I have a FreePBX system with a PRI card on E1 line. I have multiple inbound routes (DID) configured within FreePBX. If someone calls on those DID numbers from outside, the extension/VOIP phones ring, but the callers are unable to hear the ring. Once the extension phone is picked up, the calls continue normally. Calls between internal extensions do not have this problem.

PBX Version: 15.0.21
PBX Distro: 12.7.8-2202-1.sng7
Asterisk Version: 16.17.0

Asterisk Log file: https://pastebin.com/MUnSegFq

I found a similar topic on the forums, https://community.freepbx.org/t/no-ringing-for-the-person-whose-calling-my-did/12723 , but it’s a little old and I could not find a Dial Application to set r option.

What signalling protocol is used on the E1 interface?

Signaling: PRI - CPE
Framing/Coding: CCS/HDB3
Switchtype: EuroISDN

ISDN is the key point here. ISDN has an Alerting message, which indicates the phone is being rung, but I’m not sure how this relates to early media presentation of the actual tone, and whether FreePBX causes a Progress message to be sent to enable early media, or whether it relies on the network to provide the ring back tone. (I suspect this is configurable, and it might also be influenced by what is downstream.)

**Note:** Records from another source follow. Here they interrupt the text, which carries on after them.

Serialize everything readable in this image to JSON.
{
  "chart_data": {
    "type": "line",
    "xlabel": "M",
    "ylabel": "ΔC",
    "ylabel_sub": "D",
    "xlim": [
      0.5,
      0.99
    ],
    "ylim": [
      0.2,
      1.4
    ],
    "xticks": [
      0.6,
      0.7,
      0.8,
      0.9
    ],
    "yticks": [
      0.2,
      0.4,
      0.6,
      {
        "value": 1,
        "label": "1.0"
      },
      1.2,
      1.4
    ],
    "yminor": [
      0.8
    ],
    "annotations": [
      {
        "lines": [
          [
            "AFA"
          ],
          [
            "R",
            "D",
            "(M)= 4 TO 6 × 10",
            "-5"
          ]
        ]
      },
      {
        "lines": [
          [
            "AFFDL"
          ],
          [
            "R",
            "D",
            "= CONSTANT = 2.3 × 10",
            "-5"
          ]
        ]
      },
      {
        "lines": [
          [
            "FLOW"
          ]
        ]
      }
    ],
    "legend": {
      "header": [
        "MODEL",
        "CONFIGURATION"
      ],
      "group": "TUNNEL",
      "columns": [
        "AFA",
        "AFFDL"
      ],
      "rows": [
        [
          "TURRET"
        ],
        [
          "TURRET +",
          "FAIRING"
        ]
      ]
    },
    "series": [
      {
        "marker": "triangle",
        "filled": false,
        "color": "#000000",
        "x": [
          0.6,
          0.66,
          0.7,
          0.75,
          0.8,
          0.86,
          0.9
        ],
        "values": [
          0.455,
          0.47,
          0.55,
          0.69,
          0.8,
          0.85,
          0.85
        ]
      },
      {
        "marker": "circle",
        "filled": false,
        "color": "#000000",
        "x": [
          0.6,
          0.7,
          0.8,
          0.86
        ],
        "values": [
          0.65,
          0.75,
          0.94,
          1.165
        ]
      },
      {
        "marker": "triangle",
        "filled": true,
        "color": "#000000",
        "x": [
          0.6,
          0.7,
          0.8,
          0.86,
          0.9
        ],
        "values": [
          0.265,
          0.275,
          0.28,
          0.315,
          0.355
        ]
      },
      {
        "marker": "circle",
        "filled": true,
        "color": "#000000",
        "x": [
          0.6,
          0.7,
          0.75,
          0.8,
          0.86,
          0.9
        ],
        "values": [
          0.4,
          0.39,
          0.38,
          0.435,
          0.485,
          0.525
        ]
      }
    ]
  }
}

It should be possible to obtain ISDN protocol traces:

https://support.digium.com/s/article/Understanding-a-ISDN-PRI-capture

Thanks for helping me out here @david55 .

The url you have pointed to speaks about some log file. Is this accessible only through cli? Reading the log files through the GUI does not provide me any such info, so either I am looking at the wrong log file(full), or it’s accessible only through cli (please excuse my basic questions as I am not well versed with FreePBX).

https://support.digium.com/s/article/How-to-enable-ISDN-PRI-debug-in-Asterisk

https://wiki.freepbx.org/display/PC/Asterisk+Debugging?src=contextnavpagetreemode

I’ve not debugged ISDN on Asterisk, so I don’t know the details of how to obtain the log file.

However, Sangoma Support appears to show how to enable it in the CLI.

Thanks @dicko & @david55

I was able to make a log of PRI messages from the links that you shared.

https://pastebin.freepbx.org/view/2e84f99e

I have the disconnection messages too, if that is of any help

Make sure you have g711 ulaw and alaw enabled on the sip leg of the connection, if so enabled then you should see the media flow with rtp set debug on

ulaw and alaw are enabled, but couldn’t find g711 within codecs (GUI-> General SIP settings). g726 & g722 are also enabled

*law IS g711. You should only need alaw on your PRI but some providers might also support g722.

Given a proper configuration of your ISDN trunk then the bridged media streams with a TOS 5 should appear as RTP packets rtp set debug on if you set intense on your pri debug you should see more q931 details there also.

This is what I could get after setting debug on

https://pastebin.freepbx.org/view/61c70a3b

That indicates a successful negotiation of the Q.931 DID to the Asterisk core. Now you need to investigate the bridge created to your SIP endpoint. (the rtp thingy)

I did run “set rtp debug on”. Is there anything else I need to do to get more data for debugging?

Before the SDP session is negotiated a SIP session needs to be created, and agreed on. This you can debug using your chosen channel’s protocol’s debug phraseology or generically you could use sngrep.

Given a successful connection, then you either need to ‘answer’ the call or possibly enable ‘early media’ to hear anything.

Mostly this ‘just works’ :wink:

With sip debugging also on (sip set debug on), I do get this:

https://pastebin.freepbx.org/view/12d64f92

Once the call is answered, it works smoothly with audio. It’s only the ring that is not audible to the external caller. Internal calls between extensions do have audible rings on both sides.

How do I enable ‘early media’ to see if that helps ?

What endpoint should answer the call to 09811337714, apparently an Iranian number, (Iran is known to be exceedingly unfriendly to VOIP calling so the carrier might well be messing with you.)

This is an Indian cell number. The end point is a voip phone within the same network as the FreePBX server

Then explore the traffic to/from that endpoint , both SIP and any resultant SDP/RTP.